For boomers who are concerned about an elderly parent living alone, solace may come in the form of another kind of community-based initiative: home sharing. The Chicago Department of Aging last month launched a program to screen and match people 60 and older with compatible individuals in the same age range who are interested in sharing a home. Working with four social-service agencies, the program aims in its first year to match 30 seniors with 30 others who are willing to share their homes, says spokeswoman Tanya Mitchell. "Particularly for the older segment of this population, this will be a way to have companionship and save on household costs at the same time," says Carla Windhorst, director of community initiatives for Mather LifeWays, a not-for-profit organization that is assisting with the program.
Evanston resident Dan Brush, 74, a semiretired investment broker, is a firm believer in home sharing. For three years he has been sharing his 12-room house with another divorced man, introduced to him by a mutual friend. Although Brush is healthy and active, he appreciates having someone else around. He also saves about $3,000 a year on utility expenses. "This man had just got divorced and was looking for a new place to live, and I have a big home with a lot of space, so it seemed to make sense that we share this place and the expenses of running it," Brush says. "My three kids especially like the idea that there is another person in the house with me; it gives them--and me--a feeling of comfort."
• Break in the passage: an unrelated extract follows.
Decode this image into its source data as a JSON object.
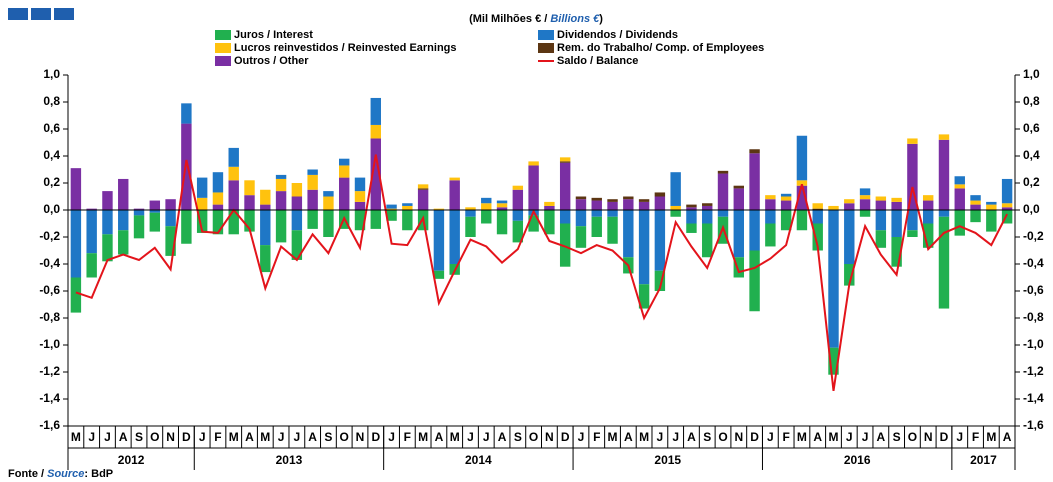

Corporate America is beginning to get more involved in elder care too. U.S. companies lose $11 billion a year in reduced productivity, absenteeism and turnover from employees who have responsibilities with aging parents, according to the MetLife Mature Market Institute, which studies issues related to the senior market. In response, a growing number of employers are providing their workers with elder-care referrals through employee-assistance programs. One such program, ComPsych, began a service three years ago called Elder Outreach, through which it provides in-home assessments for employees' elderly family members, says chairman and CEO Richard Chaifetz. Often these two-to-four-hour assessments are free to employees.
More relief from the corporate sector could be on the way. The Alzheimer's Foundation of America is in conversation with several companies that are considering providing on-site day care for the older parents of employees. This is at least two to three years away from becoming a reality, says foundation CEO Eric Hall. "We have seen on-site child care in the workplace," he says. "I don't see why this wouldn't be workable for our aging parents, who have given so much of themselves to society. They deserve at least that much."
Meanwhile, the search continues for still other innovations. Some 22 million American households are already providing help in some form to older people, and the number will only increase. According to the latest U.S. Census, the fastest-growing segment of society is people 85 and older. Clearly, creating imaginative and flexible new forms of elder care is more crucial than ever before. As Suzanne Mintz of the National Family Caregivers Association puts it, "We have never experienced a time like this, where people are living so much longer and needing more care."